私は当社の受託開発事業が全盛期の頃に、一人で自社製品開発を始め、まずは技術アピール用にとホームページに掲載したりしていました。著書にもプログラマーの楽しさを書き、徐々に製品開発事業をやってみたいようなメンバーを集め、受託開発事業で何とかプラスにできている間に、本格的に製品開発事業を立ち上げました。受託開発と異なり、やれば利益に直結するものではないので、3年くらいは受託で稼ぎながら製品の実績作りの期間が続きましたが、徐々に販売店さんも増え、製品自体が稼ぐようになり、製品をきっかけに開発の相談をいただくケースも増えてきました。
さらに、当社には会長が独創的な発想で作り上げたゴルフ練習場向け製品もあり、こちらにもIT関連メンバーの力を注ぐことで、システムとしての提案力が強化され、昨年は大型案件成功させてきました。
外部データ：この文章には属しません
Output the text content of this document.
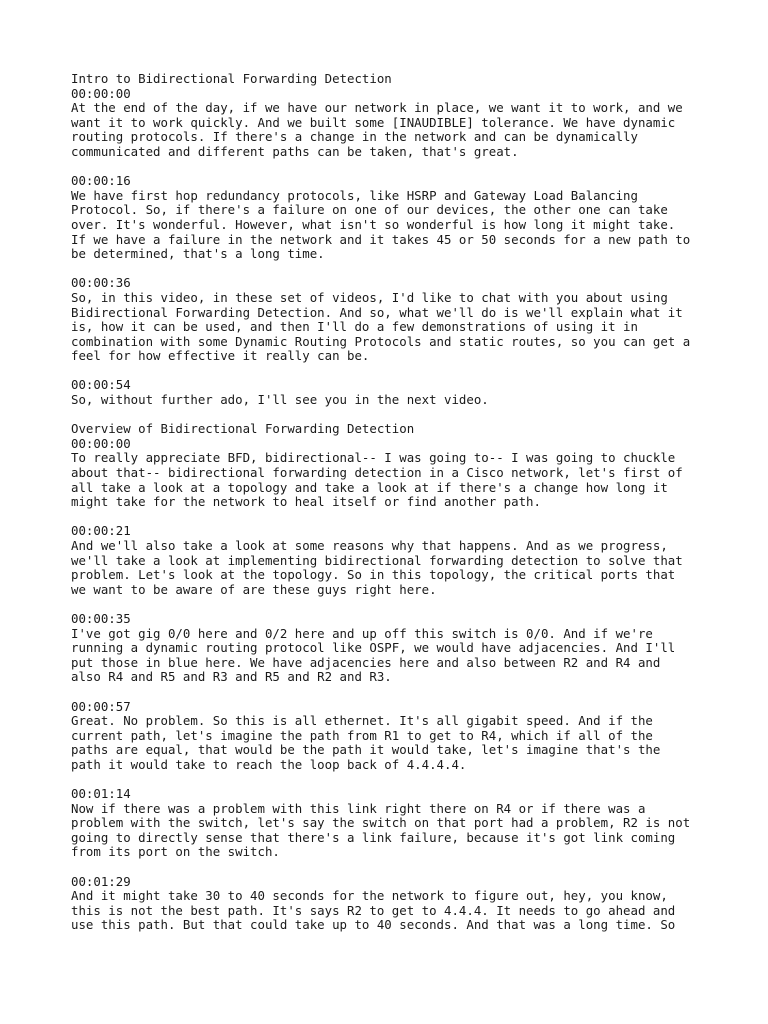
Intro to Bidirectional Forwarding Detection
00:00:00
At the end of the day, if we have our network in place, we want it to work, and we
want it to work quickly. And we built some [INAUDIBLE] tolerance. We have dynamic
routing protocols. If there's a change in the network and can be dynamically
communicated and different paths can be taken, that's great.
00:00:16
We have first hop redundancy protocols, like HSRP and Gateway Load Balancing
Protocol. So, if there's a failure on one of our devices, the other one can take
over. It's wonderful. However, what isn't so wonderful is how long it might take.
If we have a failure in the network and it takes 45 or 50 seconds for a new path to
be determined, that's a long time.
00:00:36
So, in this video, in these set of videos, I'd like to chat with you about using
Bidirectional Forwarding Detection. And so, what we'll do is we'll explain what it
is, how it can be used, and then I'll do a few demonstrations of using it in
combination with some Dynamic Routing Protocols and static routes, so you can get a
feel for how effective it really can be.
00:00:54
So, without further ado, I'll see you in the next video.
Overview of Bidirectional Forwarding Detection
00:00:00
To really appreciate BFD, bidirectional-- I was going to-- I was going to chuckle
about that-- bidirectional forwarding detection in a Cisco network, let's first of
all take a look at a topology and take a look at if there's a change how long it
might take for the network to heal itself or find another path.
00:00:21
And we'll also take a look at some reasons why that happens. And as we progress,
we'll take a look at implementing bidirectional forwarding detection to solve that
problem. Let's look at the topology. So in this topology, the critical ports that
we want to be aware of are these guys right here.
00:00:35
I've got gig 0/0 here and 0/2 here and up off this switch is 0/0. And if we're
running a dynamic routing protocol like OSPF, we would have adjacencies. And I'll
put those in blue here. We have adjacencies here and also between R2 and R4 and
also R4 and R5 and R3 and R5 and R2 and R3.
00:00:57
Great. No problem. So this is all ethernet. It's all gigabit speed. And if the
current path, let's imagine the path from R1 to get to R4, which if all of the
paths are equal, that would be the path it would take, let's imagine that's the
path it would take to reach the loop back of 4.4.4.4.
00:01:14
Now if there was a problem with this link right there on R4 or if there was a
problem with the switch, let's say the switch on that port had a problem, R2 is not
going to directly sense that there's a link failure, because it's got link coming
from its port on the switch.
00:01:29
And it might take 30 to 40 seconds for the network to figure out, hey, you know,
this is not the best path. It's says R2 to get to 4.4.4. It needs to go ahead and
use this path. But that could take up to 40 seconds. And that was a long time. So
これら新しい取り組みと、従来からの発展系の仕事が合わさって、昨年の好調な業績が実現できたわけです。元請けから仕事の声がかかるのを待っていたり、「なにかありませんか?」と御用聞きをしていた過去の状態ではこの業績は実現できるわけもありませんし、そもそも受託開発自体が以前ほど稼ぎやすくはなくなっているので、現状維持すら苦労していたことでしょう。
===成果は会社のものだけではない===
私がもう一つ心がけているのが、メンバー一人一人を表に出すことです。もちろん、裏方の方が好きなメンバーもいますので、無理強いするわけではありません。せっかく自分が苦労して作り上げた製品なのですから、「会社の製品」は当然として「私の製品」として、自慢させたいのです。それがやり甲斐につながりますし、責任感のアップにもつながるからです。私自身、入社した頃に手がけていたCADシステムで、基本的に二人で開発しているのに「10人で開発していると言うように」と指示されたときには、自分たちのがんばりが1/5に薄められた気分で、とてもがっかりしたものです。良くも悪くも小さな会社なわけですから、変に見栄を張るより、素のままの、メンバー一人一人の良さを見てもらう方がお客さんにも伝わると信じていますし、実際それが結果につながっています。
===楽しくやり甲斐のある仕事を!===
会社で考えると、決算期、4月〜3月の年度区切りなどがメインで、年号が変わってもあまり区切りという感じはないのですが、「これからなにを成し遂げるか」「さらに盛り上げるぞ」と考える節目は多いほど良いものです。今年もユニークなメンバー達と楽しくやり甲斐のある仕事をしていきたいと、今日の仕事始めで考えているところです。